The entire proposed settlement is here: http://cdn.americanbanker.com/media/pdfs/040111CandD.pdf

Sunday, March 6, 2011

The Good, the Bad, and the Unethical: Hints for finding a good lawyer

There is a lot of fraud directed toward homeowners in foreclosure. Rescue scammers, including attorneys, realize that a homeowner faced with the loss of his or her home is vulnerable. Homeowners will pay a lot of money for nothing from a lawyer with a fancy office and slick story while viewing me with distrust because I tell the truth: I cannot guarantee a result.

Many attorneys are taking unethical actions. These include soliciting clients at the courthouse. This is illegal.

Other attorneys promise to "delay" the foreclosure. This is unethical. The rules governing attorneys do not allow anything to be done just to cause a delay. There are many steps an attorney can do, if justified after reviwing an individual case, that happen to also slow down the foreclosure. But, an attorney who promises "a delay" without carefully considering every aspect of your case is breaking the rules--the same rules that guard against the attorney stealing your money or selling your confidential information.

Another unethical practice is taking money on a monthly basis, often equivalent to half one's mortgage payment. This is not permitted because attorneys are required to charge a fee that is reasonable related to services performed. During a lawsuit, there are many months when the attorney does not do anything. For example, the judge may have given the bank's attorney a month to file a paper, and the homeowner's attorney is simply waiting.

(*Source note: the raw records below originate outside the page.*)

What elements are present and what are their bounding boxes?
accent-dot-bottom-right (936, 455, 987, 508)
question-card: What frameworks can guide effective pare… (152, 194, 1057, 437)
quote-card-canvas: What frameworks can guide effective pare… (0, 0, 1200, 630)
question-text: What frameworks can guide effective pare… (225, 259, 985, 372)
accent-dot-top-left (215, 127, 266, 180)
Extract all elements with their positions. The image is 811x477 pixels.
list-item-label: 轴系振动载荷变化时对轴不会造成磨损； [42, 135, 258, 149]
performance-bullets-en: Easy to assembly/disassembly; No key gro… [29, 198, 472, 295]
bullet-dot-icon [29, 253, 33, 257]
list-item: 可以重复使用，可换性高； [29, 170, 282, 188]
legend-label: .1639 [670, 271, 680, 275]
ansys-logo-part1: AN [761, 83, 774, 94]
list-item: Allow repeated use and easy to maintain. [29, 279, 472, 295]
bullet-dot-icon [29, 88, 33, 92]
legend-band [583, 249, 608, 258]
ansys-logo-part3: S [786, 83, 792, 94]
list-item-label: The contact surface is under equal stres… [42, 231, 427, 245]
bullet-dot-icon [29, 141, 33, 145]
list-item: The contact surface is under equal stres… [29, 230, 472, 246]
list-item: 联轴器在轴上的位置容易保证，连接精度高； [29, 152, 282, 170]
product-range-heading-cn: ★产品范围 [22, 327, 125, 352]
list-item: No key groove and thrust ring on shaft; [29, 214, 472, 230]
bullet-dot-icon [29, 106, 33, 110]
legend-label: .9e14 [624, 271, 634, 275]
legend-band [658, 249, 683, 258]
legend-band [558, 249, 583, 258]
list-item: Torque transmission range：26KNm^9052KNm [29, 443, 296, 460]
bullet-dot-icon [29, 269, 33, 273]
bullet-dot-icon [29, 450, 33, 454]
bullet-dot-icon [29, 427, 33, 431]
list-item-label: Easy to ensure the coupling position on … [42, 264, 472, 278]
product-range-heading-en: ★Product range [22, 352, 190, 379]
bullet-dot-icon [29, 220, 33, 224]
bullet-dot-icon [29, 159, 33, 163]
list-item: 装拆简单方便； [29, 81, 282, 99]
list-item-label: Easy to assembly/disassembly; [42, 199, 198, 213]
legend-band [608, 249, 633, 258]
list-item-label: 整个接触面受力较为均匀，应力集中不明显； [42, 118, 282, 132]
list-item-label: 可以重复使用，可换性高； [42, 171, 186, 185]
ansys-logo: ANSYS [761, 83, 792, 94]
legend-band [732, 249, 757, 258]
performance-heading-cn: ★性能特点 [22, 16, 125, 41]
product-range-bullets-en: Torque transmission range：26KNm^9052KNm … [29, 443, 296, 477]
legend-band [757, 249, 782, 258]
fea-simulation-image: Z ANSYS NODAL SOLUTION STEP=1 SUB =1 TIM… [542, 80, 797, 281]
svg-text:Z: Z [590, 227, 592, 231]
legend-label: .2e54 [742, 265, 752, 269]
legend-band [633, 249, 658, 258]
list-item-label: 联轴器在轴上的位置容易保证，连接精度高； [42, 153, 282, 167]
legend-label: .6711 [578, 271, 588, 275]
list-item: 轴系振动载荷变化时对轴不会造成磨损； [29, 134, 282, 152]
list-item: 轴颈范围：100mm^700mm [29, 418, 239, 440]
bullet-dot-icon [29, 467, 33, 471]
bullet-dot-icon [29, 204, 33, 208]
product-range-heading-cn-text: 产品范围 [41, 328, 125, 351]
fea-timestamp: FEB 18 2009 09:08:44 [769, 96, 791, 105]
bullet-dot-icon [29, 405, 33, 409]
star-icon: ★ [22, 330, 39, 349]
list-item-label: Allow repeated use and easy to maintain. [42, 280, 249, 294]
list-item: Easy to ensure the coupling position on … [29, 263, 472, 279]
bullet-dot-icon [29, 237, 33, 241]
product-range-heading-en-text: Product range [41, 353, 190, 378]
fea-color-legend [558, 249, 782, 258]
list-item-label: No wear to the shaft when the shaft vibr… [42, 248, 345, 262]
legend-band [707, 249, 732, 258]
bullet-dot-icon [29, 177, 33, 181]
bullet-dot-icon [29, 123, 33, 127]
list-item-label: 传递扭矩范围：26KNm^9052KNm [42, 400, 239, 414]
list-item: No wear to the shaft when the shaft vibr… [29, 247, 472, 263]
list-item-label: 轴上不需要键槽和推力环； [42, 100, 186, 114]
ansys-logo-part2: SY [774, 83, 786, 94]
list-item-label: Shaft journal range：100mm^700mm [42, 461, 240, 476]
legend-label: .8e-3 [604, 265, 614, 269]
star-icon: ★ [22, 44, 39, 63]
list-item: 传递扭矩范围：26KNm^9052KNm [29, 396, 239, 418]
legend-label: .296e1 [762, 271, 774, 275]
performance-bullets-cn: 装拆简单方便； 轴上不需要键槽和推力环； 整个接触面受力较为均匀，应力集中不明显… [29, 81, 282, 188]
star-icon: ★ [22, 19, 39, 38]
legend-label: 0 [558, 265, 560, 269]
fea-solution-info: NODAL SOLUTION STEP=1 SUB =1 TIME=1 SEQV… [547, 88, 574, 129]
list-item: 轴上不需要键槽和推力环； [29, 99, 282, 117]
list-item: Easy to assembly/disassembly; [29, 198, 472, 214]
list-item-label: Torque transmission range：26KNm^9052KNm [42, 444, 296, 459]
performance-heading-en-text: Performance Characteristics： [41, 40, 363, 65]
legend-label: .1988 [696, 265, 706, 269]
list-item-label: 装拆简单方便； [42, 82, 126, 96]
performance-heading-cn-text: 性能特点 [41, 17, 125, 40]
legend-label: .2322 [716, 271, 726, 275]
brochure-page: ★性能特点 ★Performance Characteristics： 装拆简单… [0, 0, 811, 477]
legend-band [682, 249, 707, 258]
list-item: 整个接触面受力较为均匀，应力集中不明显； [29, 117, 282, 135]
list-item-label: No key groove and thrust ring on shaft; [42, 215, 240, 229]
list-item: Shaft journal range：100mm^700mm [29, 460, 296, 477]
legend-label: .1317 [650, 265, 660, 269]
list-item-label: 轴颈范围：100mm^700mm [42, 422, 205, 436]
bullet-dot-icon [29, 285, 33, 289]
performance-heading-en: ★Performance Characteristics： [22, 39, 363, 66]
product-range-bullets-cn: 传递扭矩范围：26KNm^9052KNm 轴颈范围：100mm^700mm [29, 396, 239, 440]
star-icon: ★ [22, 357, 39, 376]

I had a recent email inquiry from someone outside my state who wanted to know how to find a good attorney, and may answer is below. For those in foreclosure, one of the most important things is to start out talking to a HUD-Certified Housing Counseling Agency. These services are FREE. A lawyer may be needed, but the counselor can help homeowners get a good start. A listing is available at www.hud.gov

Here are some tips for seeking an attorney that is not out to take advantage of you. There is no substitute for your good judgment after you speak with theGood attorneys:

--Don't advertise with huge ads on the back of phone books or on late-night TV or on billboards

--Don't tell you you have only one option, such as bankruptcy

--Don't sell products like a "forensic loan analysis" or say they are "experts" in areas like being a "short-sale" expert or "modification" expert

--Won't take your money for something another service will do for free. Free services include HUD-Certified Housing Counseling Agencies. There are exceptions--some people choose to hire me once I tell them there are other options. In cases where they have the money, that is fine

--Have a written retainer that tells you your rights and responsibilities

--Have a clear billing plan based on an hourly rate (NOT a monthly payment regardless of whether work is done that month) OR based on recovery from a third-party as a contingency of winning where the main goal is to sue someone and win money (rarely the case with mortgages; almost always the case with things like car accidents)

--Provide you with monthly statements or bills or some other way to know what is being done for you and why you are being asked to pay

Try going to your bar association to see if they have a referral service. It is best if these attorneys are screened. Check the state disciplinary records (official records maintained by the state disciplinary board, usually available online--NOT just a site that lets comsumers post comments) before hiring anyone. The latter often contain falsified information that attorneys post for each other as "satisfied clients."

Bear in mind that every case has a deadline called a statute of limitations. Once this passes, the legal claim is lost. Never delay in seeking an attorney, and always be clear with attorneys about dates as you describe your case.